Part of higher education reform agenda

jasleen

Jasleen Kaur | March 19, 2010



The cabinet on Friday approved three major education bills - the Prohibition of Unfair Practices in Technical, Medical Educational Institutions and Universities Bill, the National Education Tribunals Bill and the National Authority for Regulation in Accreditation of Higher Educational Institutions Bill, Human Resource Development Minister Kapil Sibal said.

These bills are among the government’s higher education reform agenda. All the three bills were cleared by a group of ministers earlier.

The National Educational Tribunal Bill would deal with all disputes between students and institutions, teachers and institutions. These tribunal will provide a forum for fast track and speedy resolution for disputes that arise in the higher education sector. A state level State Educational Tribunals (SETs) will be set up by the respective state government, where complaints from that area will be heard. SET would consist of judicial, academic and administrative members. The National Educational Tribunal would deal with matters concerning the regulatory bodies in higher education and matters involving institutions located in two or more states.

The Prohibition of Unfair Practices in Technical, Medical Institutions and Universities Bill will help the centre to initiate criminal proceedings against private institutions for 'unfair practices' like charging capitation fee or providing low quality education services or cheating students by making false claims in prospectus or advertisements. These institutions will have to face stiff penalties and fines as proposed in the legislation. The civil penalties would be adjudicated by the State Educational Tribunals.

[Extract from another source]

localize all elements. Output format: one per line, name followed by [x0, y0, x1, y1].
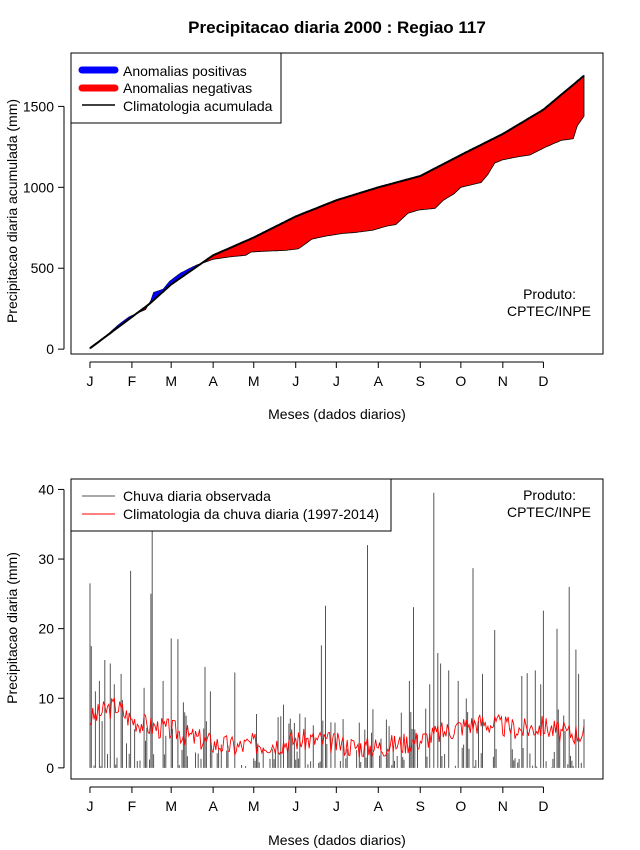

The National Authority for Regulation in Accreditation of Higher Educational Institutions Bill would make it mandatory for higher education institutes to be accredited. At present accreditation is voluntary. The institutions and universities, state or central, will have to disclose in their prospectus the information related to infrastructure, strength of the faculty and their qualification, courses offered and fee structure. However, any fee charged without being disclosed in the prospectus will be taken as a criminal offence and will be prosecuted.